Citi’s Treasury and Trade Solutions’ emphasis on an intuitive user experience has informed many of its recent innovations, including Citi® Payment Insights. This solution is now available in more than 70 markets and provides real-time payments visibility, including processing status, processing timelines, charges deducted across correspondent banks, the amount credited to the beneficiary, and the ability to action payments on-demand via the CitiDirect BE® electronic banking platform.

Banks are well placed to help companies with another crucial element in their digital transformation – harnessing the power of data. According to a recent Forrester report, 98% of organizations say that analytics are important to driving business priorities. Yet fewer than 40% of workloads are using advanced analytics or AI. Banks have access to vital data that can facilitate advances in analytics such as machine learning. Such technologies can give companies a significant advantage through data-driven decision making, targeted marketing, cost management and working capital initiatives that addresses the biggest challenges and opportunities businesses and treasury teams face.

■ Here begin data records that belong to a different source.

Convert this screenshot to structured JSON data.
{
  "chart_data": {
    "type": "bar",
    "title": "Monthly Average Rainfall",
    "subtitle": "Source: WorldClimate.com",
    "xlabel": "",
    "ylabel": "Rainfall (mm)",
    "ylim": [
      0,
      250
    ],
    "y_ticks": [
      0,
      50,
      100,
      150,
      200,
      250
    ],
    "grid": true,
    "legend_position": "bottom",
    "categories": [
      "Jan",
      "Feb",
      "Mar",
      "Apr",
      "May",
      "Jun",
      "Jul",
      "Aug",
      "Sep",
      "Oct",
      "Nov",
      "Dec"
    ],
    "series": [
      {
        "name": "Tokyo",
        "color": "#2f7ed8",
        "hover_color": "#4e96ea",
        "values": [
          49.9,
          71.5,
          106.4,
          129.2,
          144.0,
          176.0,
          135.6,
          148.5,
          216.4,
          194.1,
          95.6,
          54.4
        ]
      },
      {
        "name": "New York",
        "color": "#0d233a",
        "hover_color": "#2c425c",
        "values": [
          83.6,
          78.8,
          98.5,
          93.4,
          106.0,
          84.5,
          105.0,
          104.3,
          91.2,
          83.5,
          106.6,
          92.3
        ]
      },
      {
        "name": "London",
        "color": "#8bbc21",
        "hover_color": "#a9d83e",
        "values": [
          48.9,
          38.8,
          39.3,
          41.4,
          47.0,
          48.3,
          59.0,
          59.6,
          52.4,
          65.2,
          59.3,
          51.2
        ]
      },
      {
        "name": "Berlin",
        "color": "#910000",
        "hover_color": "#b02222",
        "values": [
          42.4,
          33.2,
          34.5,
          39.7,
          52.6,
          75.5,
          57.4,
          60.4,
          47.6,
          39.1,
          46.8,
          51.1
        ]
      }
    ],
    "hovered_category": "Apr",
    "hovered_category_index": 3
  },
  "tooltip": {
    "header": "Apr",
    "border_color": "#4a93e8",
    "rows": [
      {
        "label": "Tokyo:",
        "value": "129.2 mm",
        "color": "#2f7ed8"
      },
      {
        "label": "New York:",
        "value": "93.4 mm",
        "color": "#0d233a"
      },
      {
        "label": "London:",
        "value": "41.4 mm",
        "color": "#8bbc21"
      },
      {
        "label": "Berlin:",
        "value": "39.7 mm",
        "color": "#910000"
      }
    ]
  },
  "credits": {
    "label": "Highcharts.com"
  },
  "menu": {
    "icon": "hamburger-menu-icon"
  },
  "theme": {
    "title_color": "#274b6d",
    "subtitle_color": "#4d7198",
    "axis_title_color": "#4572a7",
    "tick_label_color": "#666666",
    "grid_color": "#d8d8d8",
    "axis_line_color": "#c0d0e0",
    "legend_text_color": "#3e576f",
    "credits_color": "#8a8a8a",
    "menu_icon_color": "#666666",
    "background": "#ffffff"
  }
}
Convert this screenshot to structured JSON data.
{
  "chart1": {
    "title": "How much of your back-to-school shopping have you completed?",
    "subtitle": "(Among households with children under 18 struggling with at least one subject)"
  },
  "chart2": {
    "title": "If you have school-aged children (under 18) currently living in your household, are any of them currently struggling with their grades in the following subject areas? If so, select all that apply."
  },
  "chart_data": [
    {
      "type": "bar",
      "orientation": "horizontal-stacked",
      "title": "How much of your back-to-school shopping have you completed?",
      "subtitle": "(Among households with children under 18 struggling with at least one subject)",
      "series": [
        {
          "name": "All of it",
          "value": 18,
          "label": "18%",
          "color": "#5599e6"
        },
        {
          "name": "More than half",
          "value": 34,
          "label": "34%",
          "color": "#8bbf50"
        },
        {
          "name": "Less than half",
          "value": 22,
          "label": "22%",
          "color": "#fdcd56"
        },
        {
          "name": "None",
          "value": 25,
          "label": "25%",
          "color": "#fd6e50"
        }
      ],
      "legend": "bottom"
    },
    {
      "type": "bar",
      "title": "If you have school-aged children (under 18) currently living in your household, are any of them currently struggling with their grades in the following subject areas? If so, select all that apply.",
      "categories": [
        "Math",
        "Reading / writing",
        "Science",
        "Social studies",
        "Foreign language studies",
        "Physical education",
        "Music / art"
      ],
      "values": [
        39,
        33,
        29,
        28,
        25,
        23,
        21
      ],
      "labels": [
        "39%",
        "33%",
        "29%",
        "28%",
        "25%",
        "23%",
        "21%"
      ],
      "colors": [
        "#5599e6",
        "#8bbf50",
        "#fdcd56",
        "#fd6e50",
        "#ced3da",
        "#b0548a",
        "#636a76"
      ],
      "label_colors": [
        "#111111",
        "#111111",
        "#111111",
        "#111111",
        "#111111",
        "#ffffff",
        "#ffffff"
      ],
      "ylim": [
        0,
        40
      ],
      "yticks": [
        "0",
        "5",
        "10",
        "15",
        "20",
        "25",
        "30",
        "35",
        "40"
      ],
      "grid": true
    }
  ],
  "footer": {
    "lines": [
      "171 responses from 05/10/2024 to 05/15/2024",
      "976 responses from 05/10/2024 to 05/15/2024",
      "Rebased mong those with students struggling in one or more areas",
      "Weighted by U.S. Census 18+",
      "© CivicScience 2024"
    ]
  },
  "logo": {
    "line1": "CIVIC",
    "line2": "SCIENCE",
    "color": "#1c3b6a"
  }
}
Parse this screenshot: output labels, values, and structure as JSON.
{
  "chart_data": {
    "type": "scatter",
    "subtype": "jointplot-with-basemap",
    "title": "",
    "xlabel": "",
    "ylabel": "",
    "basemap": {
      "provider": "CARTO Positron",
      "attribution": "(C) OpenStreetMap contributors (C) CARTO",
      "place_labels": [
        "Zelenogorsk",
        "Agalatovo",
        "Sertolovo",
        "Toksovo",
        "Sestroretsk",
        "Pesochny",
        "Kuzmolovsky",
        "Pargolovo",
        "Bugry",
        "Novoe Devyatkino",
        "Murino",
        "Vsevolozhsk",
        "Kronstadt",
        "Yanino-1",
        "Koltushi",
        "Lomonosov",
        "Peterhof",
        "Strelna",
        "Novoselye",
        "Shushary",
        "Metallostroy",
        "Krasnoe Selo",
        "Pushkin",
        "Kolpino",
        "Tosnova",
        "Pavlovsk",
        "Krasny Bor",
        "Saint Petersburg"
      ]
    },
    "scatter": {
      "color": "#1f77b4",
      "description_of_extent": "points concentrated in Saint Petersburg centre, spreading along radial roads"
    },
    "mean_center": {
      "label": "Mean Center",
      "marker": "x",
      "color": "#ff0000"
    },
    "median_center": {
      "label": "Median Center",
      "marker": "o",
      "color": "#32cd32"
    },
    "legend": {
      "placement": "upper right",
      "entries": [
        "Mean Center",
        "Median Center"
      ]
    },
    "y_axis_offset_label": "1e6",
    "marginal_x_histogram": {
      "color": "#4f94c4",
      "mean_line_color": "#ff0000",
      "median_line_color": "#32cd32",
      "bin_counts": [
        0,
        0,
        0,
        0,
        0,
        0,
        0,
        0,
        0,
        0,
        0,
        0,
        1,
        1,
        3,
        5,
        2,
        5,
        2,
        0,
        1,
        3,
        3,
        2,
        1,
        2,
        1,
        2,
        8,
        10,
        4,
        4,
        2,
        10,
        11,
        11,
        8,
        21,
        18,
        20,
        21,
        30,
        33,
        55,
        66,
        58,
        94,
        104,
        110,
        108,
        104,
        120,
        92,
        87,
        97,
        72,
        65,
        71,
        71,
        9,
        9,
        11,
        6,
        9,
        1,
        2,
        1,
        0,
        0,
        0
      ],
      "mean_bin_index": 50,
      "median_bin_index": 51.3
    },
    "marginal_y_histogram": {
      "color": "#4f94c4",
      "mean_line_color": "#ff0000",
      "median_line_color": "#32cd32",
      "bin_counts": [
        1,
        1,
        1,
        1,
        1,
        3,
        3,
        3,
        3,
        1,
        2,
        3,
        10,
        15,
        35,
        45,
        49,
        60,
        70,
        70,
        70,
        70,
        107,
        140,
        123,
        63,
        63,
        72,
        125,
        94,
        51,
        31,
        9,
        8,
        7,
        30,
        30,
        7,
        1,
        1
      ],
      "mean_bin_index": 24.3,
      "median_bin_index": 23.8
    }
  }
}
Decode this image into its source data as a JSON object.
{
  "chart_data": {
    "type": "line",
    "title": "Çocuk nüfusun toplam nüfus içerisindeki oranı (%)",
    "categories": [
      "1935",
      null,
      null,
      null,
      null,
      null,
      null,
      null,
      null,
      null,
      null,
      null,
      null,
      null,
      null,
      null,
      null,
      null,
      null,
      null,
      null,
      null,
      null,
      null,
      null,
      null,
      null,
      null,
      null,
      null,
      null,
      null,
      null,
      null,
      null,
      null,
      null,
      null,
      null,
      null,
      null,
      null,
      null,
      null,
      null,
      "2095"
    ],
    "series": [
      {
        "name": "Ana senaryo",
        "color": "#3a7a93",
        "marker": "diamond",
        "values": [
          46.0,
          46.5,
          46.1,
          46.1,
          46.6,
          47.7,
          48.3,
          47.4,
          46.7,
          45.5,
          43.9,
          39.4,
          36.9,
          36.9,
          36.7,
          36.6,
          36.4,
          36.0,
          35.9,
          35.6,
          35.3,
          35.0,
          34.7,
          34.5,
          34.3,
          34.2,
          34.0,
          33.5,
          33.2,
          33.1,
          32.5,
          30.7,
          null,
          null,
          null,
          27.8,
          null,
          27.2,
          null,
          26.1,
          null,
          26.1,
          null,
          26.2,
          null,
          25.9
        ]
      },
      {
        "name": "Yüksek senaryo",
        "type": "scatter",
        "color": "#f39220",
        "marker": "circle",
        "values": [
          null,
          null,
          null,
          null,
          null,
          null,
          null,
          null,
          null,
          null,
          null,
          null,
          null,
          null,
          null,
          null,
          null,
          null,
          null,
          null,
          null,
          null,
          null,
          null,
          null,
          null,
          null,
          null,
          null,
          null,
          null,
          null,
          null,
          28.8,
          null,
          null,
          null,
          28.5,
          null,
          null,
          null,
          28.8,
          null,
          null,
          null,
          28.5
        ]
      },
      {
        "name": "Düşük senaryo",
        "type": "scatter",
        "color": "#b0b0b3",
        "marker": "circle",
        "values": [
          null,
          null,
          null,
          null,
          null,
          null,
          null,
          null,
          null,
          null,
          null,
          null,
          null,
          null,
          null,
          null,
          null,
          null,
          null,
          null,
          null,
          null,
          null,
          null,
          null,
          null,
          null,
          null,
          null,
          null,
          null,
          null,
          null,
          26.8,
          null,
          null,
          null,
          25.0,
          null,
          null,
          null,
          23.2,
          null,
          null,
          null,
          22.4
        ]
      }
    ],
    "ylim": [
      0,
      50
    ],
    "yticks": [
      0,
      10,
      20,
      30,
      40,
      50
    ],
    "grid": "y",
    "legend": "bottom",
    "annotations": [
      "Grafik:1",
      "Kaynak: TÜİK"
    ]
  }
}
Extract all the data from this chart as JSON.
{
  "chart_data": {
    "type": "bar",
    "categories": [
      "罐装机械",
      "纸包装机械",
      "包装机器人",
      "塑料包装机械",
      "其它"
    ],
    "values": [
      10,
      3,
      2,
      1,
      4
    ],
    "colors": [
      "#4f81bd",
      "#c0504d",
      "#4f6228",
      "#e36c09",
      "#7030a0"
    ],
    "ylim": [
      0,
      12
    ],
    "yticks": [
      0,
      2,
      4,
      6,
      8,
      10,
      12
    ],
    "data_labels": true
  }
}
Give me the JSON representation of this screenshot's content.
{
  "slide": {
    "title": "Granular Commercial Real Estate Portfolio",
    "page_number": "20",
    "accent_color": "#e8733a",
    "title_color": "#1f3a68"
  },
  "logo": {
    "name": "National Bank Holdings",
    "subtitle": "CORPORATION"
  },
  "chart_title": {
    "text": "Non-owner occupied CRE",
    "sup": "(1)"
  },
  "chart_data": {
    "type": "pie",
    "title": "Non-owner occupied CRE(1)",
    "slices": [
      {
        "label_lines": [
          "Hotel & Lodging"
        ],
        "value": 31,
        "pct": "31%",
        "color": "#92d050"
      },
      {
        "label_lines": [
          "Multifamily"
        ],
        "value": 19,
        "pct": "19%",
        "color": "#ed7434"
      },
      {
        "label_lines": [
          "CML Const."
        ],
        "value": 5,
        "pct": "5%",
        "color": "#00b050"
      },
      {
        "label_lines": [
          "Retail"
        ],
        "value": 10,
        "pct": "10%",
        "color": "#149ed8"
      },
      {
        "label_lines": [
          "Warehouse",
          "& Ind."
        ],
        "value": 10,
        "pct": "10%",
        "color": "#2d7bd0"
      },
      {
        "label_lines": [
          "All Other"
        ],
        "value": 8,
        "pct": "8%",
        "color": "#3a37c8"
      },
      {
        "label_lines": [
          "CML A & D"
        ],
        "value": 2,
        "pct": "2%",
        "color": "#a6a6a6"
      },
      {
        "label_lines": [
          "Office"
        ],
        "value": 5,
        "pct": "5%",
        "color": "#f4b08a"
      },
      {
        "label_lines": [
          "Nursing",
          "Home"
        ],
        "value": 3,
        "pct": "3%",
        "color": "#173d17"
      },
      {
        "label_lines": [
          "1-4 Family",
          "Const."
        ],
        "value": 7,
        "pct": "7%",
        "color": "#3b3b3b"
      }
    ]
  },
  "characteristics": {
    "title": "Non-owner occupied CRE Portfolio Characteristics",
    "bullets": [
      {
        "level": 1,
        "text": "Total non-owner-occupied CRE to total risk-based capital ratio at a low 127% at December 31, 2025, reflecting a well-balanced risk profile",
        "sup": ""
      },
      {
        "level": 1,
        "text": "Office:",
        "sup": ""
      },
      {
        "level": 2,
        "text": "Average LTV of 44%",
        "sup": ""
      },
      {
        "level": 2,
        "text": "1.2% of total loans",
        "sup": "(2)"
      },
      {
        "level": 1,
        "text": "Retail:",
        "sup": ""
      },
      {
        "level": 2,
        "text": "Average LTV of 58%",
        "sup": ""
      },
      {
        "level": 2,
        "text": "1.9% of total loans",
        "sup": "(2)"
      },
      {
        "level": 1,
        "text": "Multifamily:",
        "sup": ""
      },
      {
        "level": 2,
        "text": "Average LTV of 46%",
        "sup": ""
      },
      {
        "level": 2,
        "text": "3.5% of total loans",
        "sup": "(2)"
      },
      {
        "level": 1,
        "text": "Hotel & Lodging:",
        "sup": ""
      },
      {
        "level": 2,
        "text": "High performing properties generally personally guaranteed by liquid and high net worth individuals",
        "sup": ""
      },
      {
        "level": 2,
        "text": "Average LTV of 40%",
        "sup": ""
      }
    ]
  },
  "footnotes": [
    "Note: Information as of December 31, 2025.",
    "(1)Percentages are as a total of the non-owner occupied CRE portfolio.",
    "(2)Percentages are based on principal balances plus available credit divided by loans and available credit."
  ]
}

By forming partnerships with fintechs and others, banks can also introduce new solutions to address perennial problems such as receivables reconciliation for corporate treasuries. For example, Citi has partnered with HighRadius Corporation to launch Citi® Smart Match, which uses AI and machine learning technology to dramatically increase the efficiency and automation of the cash application process of matching open invoices to payments received. Similarly, Citi has deployed mobile innovations such as fingerprint and facial recognition to facilitate access to both mobile apps and desktop applications.


5G and other technologies on the horizon will have major implications for many industries. But while innovation undoubtedly creates disruption, it also offers new opportunities. Corporates need to ensure they work with banks that have innovation front of mind and have invested accordingly. By working in partnership with banks, companies can effectively leverage the power of mobile to gain the instant insights, visibility and control – via real-time treasury and banking solutions – they need to prosper in this new environment.